Si à l’information du Maire de Cotonou Mr Nicéphore Soglo en l’espèce, ce dernier estime qu’il existe des risques manifestes de trouble à l’ordre public, il dispose du droit et non de l’obligation de déférer son appréciation à la connaissance du Préfet, qui par avis motivé peut décider de prendre les mesures adéquates à la prévention de tout trouble.

Le Préfet Hêssou, ne peut prendre personnellement la décision d’intervenir sur une manifestation dans une commune, au-delà du Maire, que lorsqu’en face d’un risque de trouble manifeste, il a préalablement mis le Maire en demeure de prendre les mesures adéquates et que la carence de ce dernier ne lui laisse pas autre choix.

Par mesures adéquates à la prévention des troubles, il ne faut pas entendre comme le Préfet Jules Honorat Hêssou, autorité déconcentrée de l’Etat, donc hiérarchiquement soumise au Ministre, interdiction absolue de la marche litigieuse.

En effet, l’interdiction est prononcée par le Maire ou le Préfet que dans la mesure où elle est le seul moyen de prévenir l’atteinte à l’ordre public.

Le traitement des restrictions à la liberté de manifestation répond à une gradation des mesures au terme desquelles l’interdiction.
Le Préfet Hêssou en l’espèce disposait notamment par exemple, en respect de l’article 25 de la Constitution, de la possibilité et du devoir d’encadrer la marche litigieuse par les forces de sécurité publique, de manière à éviter tout débordement, mais il est surprenant que le raccourci de l’interdiction pure et simple ait été préféré.
L’avis motivé du Préfet pour interdire une marche peut par exemple se baser sur un antécédent de trouble observé dans des conditions similaires, ou lorsque le contexte local est fortement imprégné d’hostilité et nous n’avons pas souvenir d’un trouble à l’ordre public tant pour la « marche verte » sus-citée, que pour les multiples marches de soutien organisées par et pour les partisans du parti au pouvoir, ou encore même lors de la marche des partis dits de l’opposition non déclarée concernant le paiement de primes de santé.
Dans d’autres départements, pourtant sous le coup d’interdictions générales de manifestations, on est régulièrement témoin de marches de soutien ayant pour point de chute la préfecture, où les participants sont reçus par le Préfet s’il n’en fait pas partie, et où les motions de soutien sont lues et remises à ce mandataire spécial qu’est le préfet, qui a au préalable par arrêté interdit toute manifestation publique sur le territoire du département.

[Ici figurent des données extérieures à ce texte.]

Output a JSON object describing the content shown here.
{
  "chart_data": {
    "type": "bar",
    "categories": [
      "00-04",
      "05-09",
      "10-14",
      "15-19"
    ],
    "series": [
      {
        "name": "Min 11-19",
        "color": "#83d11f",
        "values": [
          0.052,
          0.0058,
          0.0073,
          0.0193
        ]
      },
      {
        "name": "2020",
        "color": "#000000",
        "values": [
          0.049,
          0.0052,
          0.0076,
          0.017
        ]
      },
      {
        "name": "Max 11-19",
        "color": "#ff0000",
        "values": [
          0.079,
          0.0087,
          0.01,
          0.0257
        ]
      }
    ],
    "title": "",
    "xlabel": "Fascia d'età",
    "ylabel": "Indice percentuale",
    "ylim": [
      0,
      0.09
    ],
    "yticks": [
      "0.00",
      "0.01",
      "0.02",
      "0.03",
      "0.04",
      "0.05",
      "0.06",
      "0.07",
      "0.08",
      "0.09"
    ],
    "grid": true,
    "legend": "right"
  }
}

Cette décision d’interdiction de la marche syndicale est d’autant plus surprenante quand on sait que les forces de sécurité publique ont été fortement déployées pour s’assurer que l’interdiction est respectée. Ces mêmes forces de l’ordre auraient pu être déversées au profit de l’encadrement de la marche interdite.

Si la paternité de la décision de l’interdiction est d’office attribuée au Préfet Hêssou, autorité déconcentrée de l’Etat, la chaîne des responsabilités doit remonter la chaîne hiérarchique, car le Préfet n’est pas libre de prendre des décisions sans en référer ou en reporter à sa hiérarchie.


Face à ces situations disparates de traitement selon que le Préfet est un « fan » ou non des marcheurs, l’on se demande si cette politique du deux poids-deux mesures, est la conséquence de l’imprécision ou de l’ignorance des textes, ou tout simplement d’une volonté délibérée de zèle menant à des abus.